When Trump claimed, "In one year, we have lifted 2.4 million Americans off of food stamps," he painted a picture of success. But experts warn those people may simply go hungry. Without the annual hunger report—scrapped by the administration for alleged "fearmongering"—we may never know the truth. Similarly, the National Law Enforcement Accountability Database, which tracked federal police conduct, was eliminated. The Pregnancy Risk Assessment Monitoring System, which helped cut infant mortality nearly in half since the 1980s, had its data collection ended, historic access suspended, and staff placed on leave. The website now carries a disclaimer: "This page does not reflect reality."
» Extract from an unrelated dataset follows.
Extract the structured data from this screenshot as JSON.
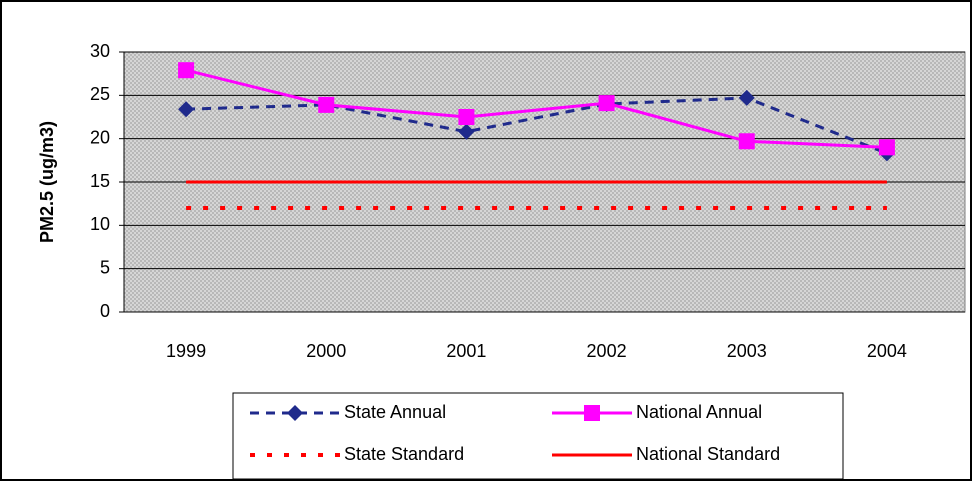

Trump has also targeted the number-makers themselves. When the July jobs report disappointed, he fired the commissioner of labor statistics, calling the numbers "phony." This February, Federal Reserve researchers published a study showing that U.S. firms and consumers bear nearly 90% of tariff costs. Trump's appointees dismissed it as "the worst paper I've ever seen," calling for discipline. By deleting data and punishing truth-tellers, Trump has cleared a path for his own brand of math—where figures conveniently match his political agenda.
Some of his claims defy logic: vowing to lower drug prices by "1,000 percent" or having Pam Bondi assert that the Justice Department saved 258 million lives—implying that without Trump, three-quarters of Americans would be dead. He insists inflation is "totally neutralized" and prices are "way down," even as reports show tariffs pushing costs higher and gas prices hitting four-year highs. This isn't just spin; it's a refusal to address real problems.
The consequences can be deadly. During the 2020 election, Trump infamously said, "I just want to find 11,780 votes." Violence erupted on January 6, leaving four dead on Capitol grounds. Look abroad: Greek officials lied about deficits for years, accelerating a debt crisis that brought the country to collapse. In South Africa, President Thabo Mbeki downplayed the AIDS epidemic, leading to countless preventable deaths. When governments manipulate or destroy data, they erode the foundation of democracy itself.
Trump's war on numbers is a war on your ability to see the truth. Without reliable data, you can't know if the economy is healthy, if your children are learning, if your drugs are safe, or if the government is serving you. The numbers are not abstract—they're the closest thing we have to reality. And right now, reality is under attack.